Results of the colloid and radionuclide retention experiment (CRR) at the Grimsel Test Site (GTS), Switzerland – impact of reaction kinetics and speciation on radionuclide migration

Summary

The influence of smectite colloids on the migration behaviour of U(VI), Th(IV), Pu(IV), Am(III), Np(V), Sr(II) and Cs(I) is investigated within the Colloid and Radionuclide Retardation experiment (CRR). Two in situ experiments in a well-characterized granitic fracture zone are carried out in presence and absence of bentonite colloids. Radionuclide retardation observed in the field studies increases in the sequence Np(V)∼U(VI)<Sr(II)<Cs(I), where a small fraction of colloid borne breakthrough is only stated for Cs(I) in presence of bentonite colloids.

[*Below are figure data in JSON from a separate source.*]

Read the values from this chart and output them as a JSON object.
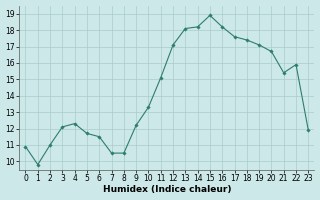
{
  "x": [
    0,
    1,
    2,
    3,
    4,
    5,
    6,
    7,
    8,
    9,
    10,
    11,
    12,
    13,
    14,
    15,
    16,
    17,
    18,
    19,
    20,
    21,
    22,
    23
  ],
  "y": [
    10.9,
    9.8,
    11.0,
    12.1,
    12.3,
    11.7,
    11.5,
    10.5,
    10.5,
    12.2,
    13.3,
    15.1,
    17.1,
    18.1,
    18.2,
    18.9,
    18.2,
    17.6,
    17.4,
    17.1,
    16.7,
    15.4,
    15.9,
    11.9
  ],
  "xlabel": "Humidex (Indice chaleur)",
  "ylim": [
    9.5,
    19.5
  ],
  "xlim": [
    -0.5,
    23.5
  ],
  "yticks": [
    10,
    11,
    12,
    13,
    14,
    15,
    16,
    17,
    18,
    19
  ],
  "xticks": [
    0,
    1,
    2,
    3,
    4,
    5,
    6,
    7,
    8,
    9,
    10,
    11,
    12,
    13,
    14,
    15,
    16,
    17,
    18,
    19,
    20,
    21,
    22,
    23
  ],
  "line_color": "#2e7d6e",
  "marker": "D",
  "marker_size": 1.8,
  "bg_color": "#cce8e8",
  "grid_color": "#aacccc",
  "xlabel_fontsize": 6.5,
  "tick_fontsize": 5.5,
  "linewidth": 0.8
}
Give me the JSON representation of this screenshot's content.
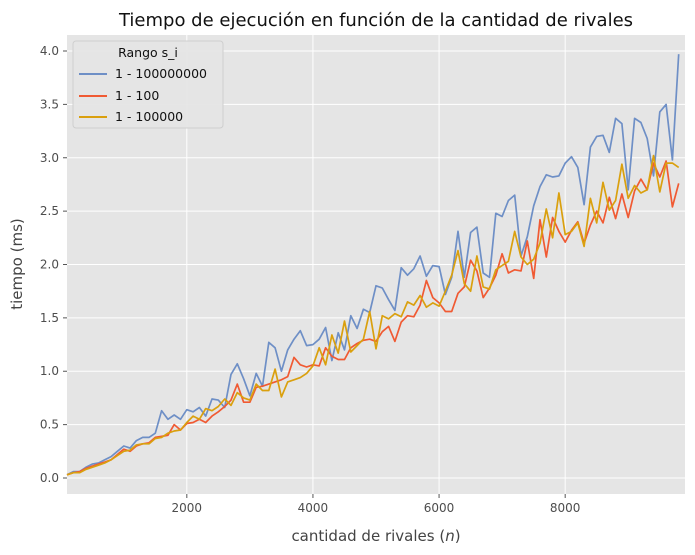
{
  "chart_data": {
    "type": "line",
    "title": "Tiempo de ejecución en función de la cantidad de rivales",
    "xlabel_main": "cantidad de rivales (",
    "xlabel_var": "n",
    "xlabel_end": ")",
    "ylabel": "tiempo (ms)",
    "xlim": [
      100,
      9900
    ],
    "ylim": [
      -0.15,
      4.15
    ],
    "xticks": [
      2000,
      4000,
      6000,
      8000
    ],
    "yticks": [
      0.0,
      0.5,
      1.0,
      1.5,
      2.0,
      2.5,
      3.0,
      3.5,
      4.0
    ],
    "x_start": 100,
    "x_step": 100,
    "grid": true,
    "legend": {
      "title": "Rango s_i",
      "position": "upper-left"
    },
    "series": [
      {
        "name": "1 - 100000000",
        "color": "#6e8fc6",
        "values": [
          0.03,
          0.06,
          0.06,
          0.1,
          0.13,
          0.14,
          0.17,
          0.2,
          0.25,
          0.3,
          0.28,
          0.35,
          0.38,
          0.38,
          0.42,
          0.63,
          0.55,
          0.59,
          0.55,
          0.64,
          0.62,
          0.66,
          0.58,
          0.74,
          0.73,
          0.66,
          0.97,
          1.07,
          0.93,
          0.77,
          0.98,
          0.86,
          1.27,
          1.22,
          1.0,
          1.2,
          1.3,
          1.38,
          1.24,
          1.25,
          1.3,
          1.41,
          1.1,
          1.36,
          1.2,
          1.52,
          1.4,
          1.58,
          1.55,
          1.8,
          1.78,
          1.67,
          1.57,
          1.97,
          1.9,
          1.96,
          2.08,
          1.89,
          1.99,
          1.98,
          1.72,
          1.88,
          2.31,
          1.88,
          2.3,
          2.35,
          1.92,
          1.88,
          2.48,
          2.45,
          2.6,
          2.65,
          2.08,
          2.26,
          2.55,
          2.73,
          2.84,
          2.82,
          2.83,
          2.95,
          3.01,
          2.91,
          2.56,
          3.1,
          3.2,
          3.21,
          3.05,
          3.37,
          3.32,
          2.7,
          3.37,
          3.33,
          3.18,
          2.83,
          3.43,
          3.5,
          2.98,
          3.97
        ]
      },
      {
        "name": "1 - 100",
        "color": "#f05a33",
        "values": [
          0.03,
          0.05,
          0.06,
          0.09,
          0.11,
          0.13,
          0.15,
          0.17,
          0.22,
          0.27,
          0.25,
          0.3,
          0.32,
          0.33,
          0.38,
          0.39,
          0.4,
          0.5,
          0.45,
          0.51,
          0.52,
          0.55,
          0.52,
          0.58,
          0.62,
          0.67,
          0.73,
          0.88,
          0.71,
          0.71,
          0.85,
          0.86,
          0.88,
          0.9,
          0.92,
          0.95,
          1.13,
          1.06,
          1.04,
          1.06,
          1.05,
          1.22,
          1.14,
          1.11,
          1.11,
          1.22,
          1.26,
          1.29,
          1.3,
          1.28,
          1.37,
          1.42,
          1.28,
          1.46,
          1.52,
          1.51,
          1.62,
          1.85,
          1.69,
          1.64,
          1.56,
          1.56,
          1.73,
          1.79,
          2.04,
          1.94,
          1.69,
          1.78,
          1.9,
          2.1,
          1.92,
          1.95,
          1.94,
          2.22,
          1.87,
          2.42,
          2.07,
          2.44,
          2.31,
          2.21,
          2.32,
          2.4,
          2.2,
          2.37,
          2.5,
          2.39,
          2.63,
          2.43,
          2.66,
          2.44,
          2.69,
          2.8,
          2.7,
          2.95,
          2.82,
          2.97,
          2.54,
          2.76
        ]
      },
      {
        "name": "1 - 100000",
        "color": "#daa00e",
        "values": [
          0.03,
          0.05,
          0.05,
          0.08,
          0.1,
          0.12,
          0.14,
          0.17,
          0.21,
          0.25,
          0.26,
          0.31,
          0.32,
          0.32,
          0.37,
          0.38,
          0.42,
          0.44,
          0.45,
          0.52,
          0.58,
          0.55,
          0.65,
          0.63,
          0.67,
          0.74,
          0.68,
          0.8,
          0.75,
          0.73,
          0.88,
          0.82,
          0.82,
          1.02,
          0.76,
          0.9,
          0.92,
          0.94,
          0.98,
          1.05,
          1.22,
          1.06,
          1.34,
          1.17,
          1.47,
          1.18,
          1.24,
          1.3,
          1.56,
          1.21,
          1.52,
          1.49,
          1.54,
          1.51,
          1.65,
          1.62,
          1.71,
          1.6,
          1.64,
          1.61,
          1.75,
          1.9,
          2.13,
          1.82,
          1.75,
          2.08,
          1.79,
          1.77,
          1.95,
          1.99,
          2.03,
          2.31,
          2.07,
          2.0,
          2.05,
          2.2,
          2.52,
          2.25,
          2.67,
          2.28,
          2.31,
          2.39,
          2.17,
          2.62,
          2.39,
          2.77,
          2.51,
          2.6,
          2.94,
          2.62,
          2.74,
          2.67,
          2.7,
          3.02,
          2.68,
          2.95,
          2.95,
          2.91
        ]
      }
    ]
  }
}
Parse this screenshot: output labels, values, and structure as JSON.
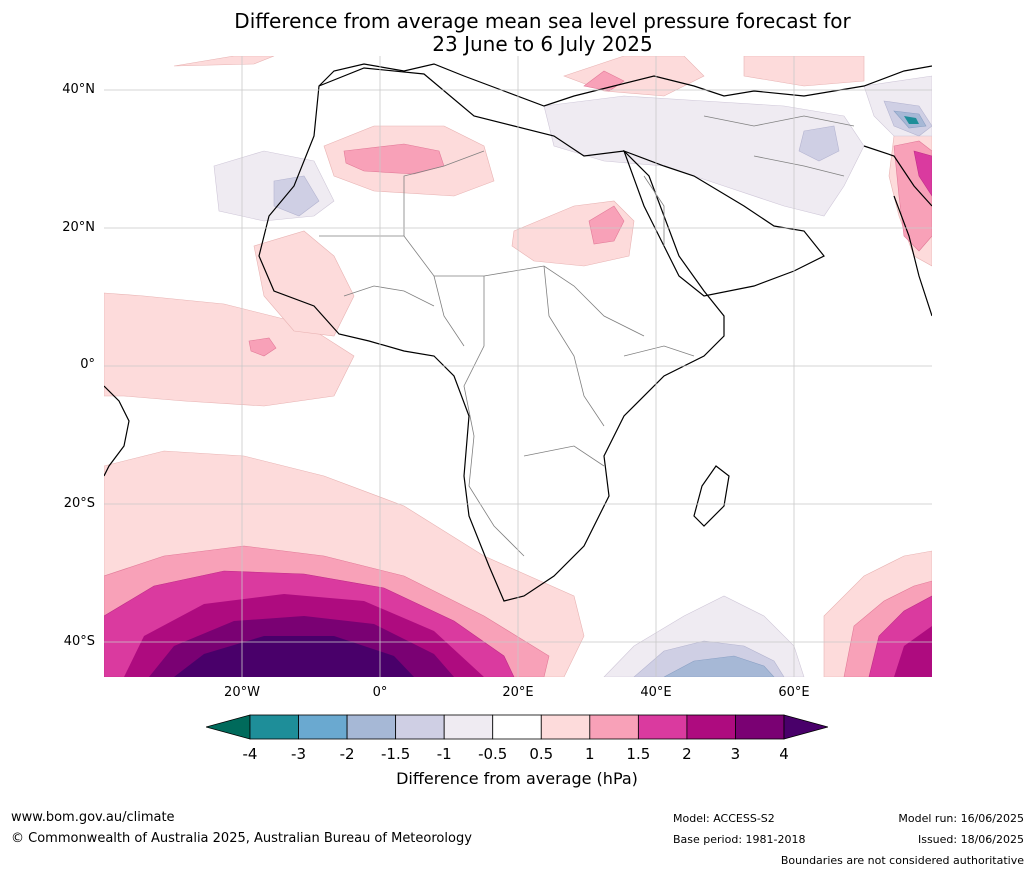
{
  "title": {
    "line1": "Difference from average mean sea level pressure forecast for",
    "line2": "23 June to 6 July 2025"
  },
  "map": {
    "lat_labels": [
      "40°N",
      "20°N",
      "0°",
      "20°S",
      "40°S"
    ],
    "lon_labels": [
      "20°W",
      "0°",
      "20°E",
      "40°E",
      "60°E"
    ],
    "icon": "africa-map"
  },
  "colorbar": {
    "ticks": [
      "-4",
      "-3",
      "-2",
      "-1.5",
      "-1",
      "-0.5",
      "0.5",
      "1",
      "1.5",
      "2",
      "3",
      "4"
    ],
    "colors": [
      "#006a5b",
      "#1e8e99",
      "#6aa9d0",
      "#a6b8d6",
      "#cfcfe4",
      "#efebf2",
      "#ffffff",
      "#fddbdb",
      "#f8a1b8",
      "#da3a9f",
      "#ae0b7f",
      "#7a0173",
      "#49006a"
    ],
    "label": "Difference from average (hPa)"
  },
  "footer": {
    "website": "www.bom.gov.au/climate",
    "copyright": "© Commonwealth of Australia 2025, Australian Bureau of Meteorology",
    "model": "Model: ACCESS-S2",
    "base_period": "Base period: 1981-2018",
    "model_run": "Model run: 16/06/2025",
    "issued": "Issued: 18/06/2025",
    "disclaimer": "Boundaries are not considered authoritative"
  }
}
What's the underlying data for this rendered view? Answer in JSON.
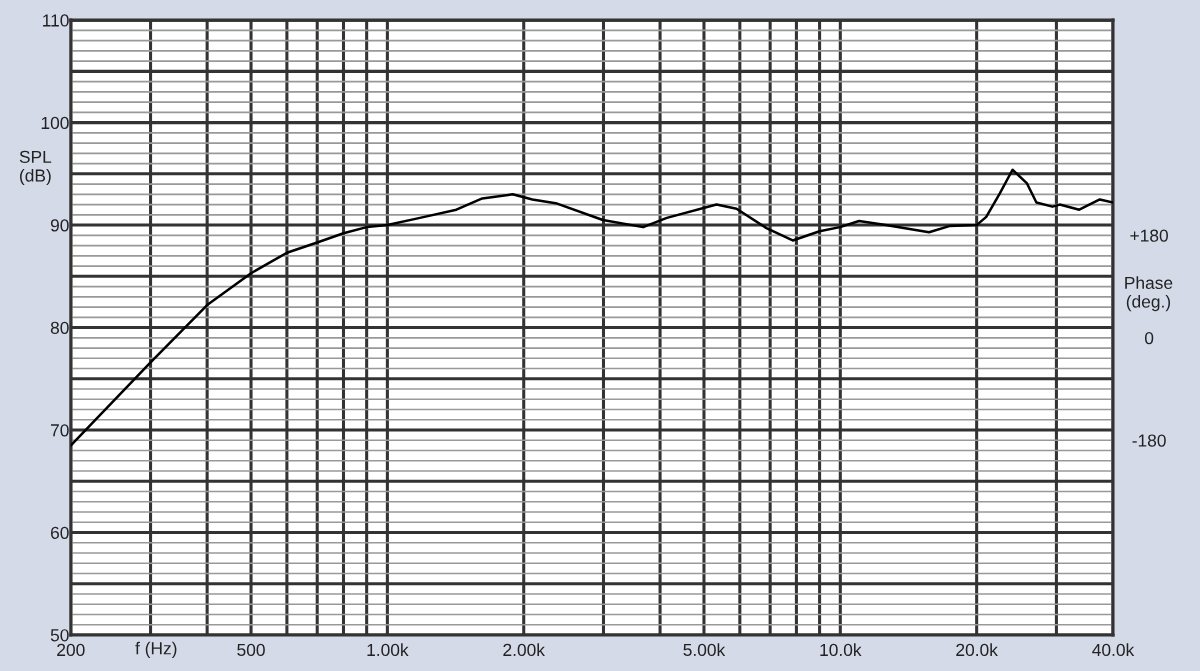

Am(III) and Th/Pu(IV) mainly migrate as colloids without retardation in the presence and absence of smectitic colloids. The radionuclide migration behaviour is discussed on the basis of results obtained in laboratory batch sorption experiments and spectroscopic studies. Consistent with the field observation, laboratory derived K_d values increase in the order Np(V)∼U(VI)<Sr(II)<Cs(I). Significant kinetic hindrance for the sorption to fault gauge minerals is observed for Sr(II) and Cs(I), but notably for Am(III) and Pu(IV). The slow sorption reaction of tri- and tetravalent actinide ions is explained by their kinetically hindered dissociation from colloidal species. In order to explain the colloidal behaviour of tri- and tetravalent actinides even in absence of bentonite colloids, ultracentrifugation and spectroscopic experiments are performed. It is found that up to 60% of Pu(IV) and Am(III) species can be centrifuged off. Adding Cm(III) (5×10^-8 mol L^-1) into both injection solutions instead of Am(III) allows for a spectroscopic study by using the time resolved laser fluorescence spectroscopy (TRLFS). Peak position and fluorescence lifetimes (λ=604 nm, τ=110-114 μs) together with the fact that Cm(III) can be widely separated by ultracentrifugation, suggest the existence of inner-sphere surface complexes on groundwater and bentonite colloids. Carbon K-edge XANES analysis of the bentonite colloids reveal the presence of natural organic constituents. They are mainly of aliphatic nature containing high fractions of carboxylate groups. A contribution of these organic species towards the bentonite colloid stability and sorption of actinides is assumed to be likely.